[Python-Dev] Re: Re: lists v. tuples

Guido van Rossum guido@python.org
Sun, 16 Mar 2003 08:06:02 -0500


> > Guido> Yes.  And I'm still hoping to remove __cmp__; there should be
> > Guido> only one way to overload comparisons.

[Andrew]
> > Moreover, for some data structures, the __cmp__ approach can be
> > expensive.  For example, if you're comparing sequences of any kind,
> > and you know that the comparison is for == or !=, you have your answer
> > immediately if the sequences differ in length.  If you don't know
> > what's being tested, as you wouldn't inside __cmp__, you may spend a
> > lot more time to obtain a result that will be thrown away.

[Guido]
> Yes.  OTOH, as long as cmp() is in the language, these same situations
> are more efficiently done by a __cmp__ implementation than by calling
> __lt__ and then __eq__ or similar (it's hard to decide which order is
> best).  So cmp() should be removed at the same time as __cmp__.

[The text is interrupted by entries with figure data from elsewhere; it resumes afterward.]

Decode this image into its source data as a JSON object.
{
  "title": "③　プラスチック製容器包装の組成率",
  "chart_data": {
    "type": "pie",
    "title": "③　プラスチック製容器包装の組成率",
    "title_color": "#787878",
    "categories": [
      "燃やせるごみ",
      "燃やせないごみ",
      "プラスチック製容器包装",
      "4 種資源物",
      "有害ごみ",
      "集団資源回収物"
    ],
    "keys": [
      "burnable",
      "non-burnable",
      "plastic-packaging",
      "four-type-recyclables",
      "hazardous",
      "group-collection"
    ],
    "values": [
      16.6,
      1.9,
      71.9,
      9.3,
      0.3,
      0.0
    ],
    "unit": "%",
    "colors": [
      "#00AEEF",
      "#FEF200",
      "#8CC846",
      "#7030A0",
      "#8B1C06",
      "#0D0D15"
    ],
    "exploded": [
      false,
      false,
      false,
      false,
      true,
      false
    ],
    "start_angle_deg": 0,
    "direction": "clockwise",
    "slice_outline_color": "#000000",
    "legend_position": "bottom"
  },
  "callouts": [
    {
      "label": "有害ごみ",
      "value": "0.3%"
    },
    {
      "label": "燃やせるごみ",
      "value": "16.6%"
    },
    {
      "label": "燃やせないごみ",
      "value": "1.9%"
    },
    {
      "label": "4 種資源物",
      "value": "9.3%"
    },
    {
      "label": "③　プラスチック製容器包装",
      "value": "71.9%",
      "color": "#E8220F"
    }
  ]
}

I realized the first sentence wasn't very clear.  I meant that
implementing cmp() is inefficient without __cmp__ for some types
(especially container types).  Example:

 cmp(range(1000)+[1], range(1000)+[0])

If the list type implements __cmp__, each of the pairs of items is
compared once.  OTOH, if the list type only implemented __lt__, __eq__
and __gt__, cmp() presumably would have to try one of those first, and
then another one.  If it picked __lt__ followed by __eq__, it would
get two False results in a row, meaning it could return 1 (cmp()
doesn't really expect incomparable results :-), but at the cost of
comparing each pair of items twice.  If cmp() picked another set of
two operators to try, I'd simply adjust the example.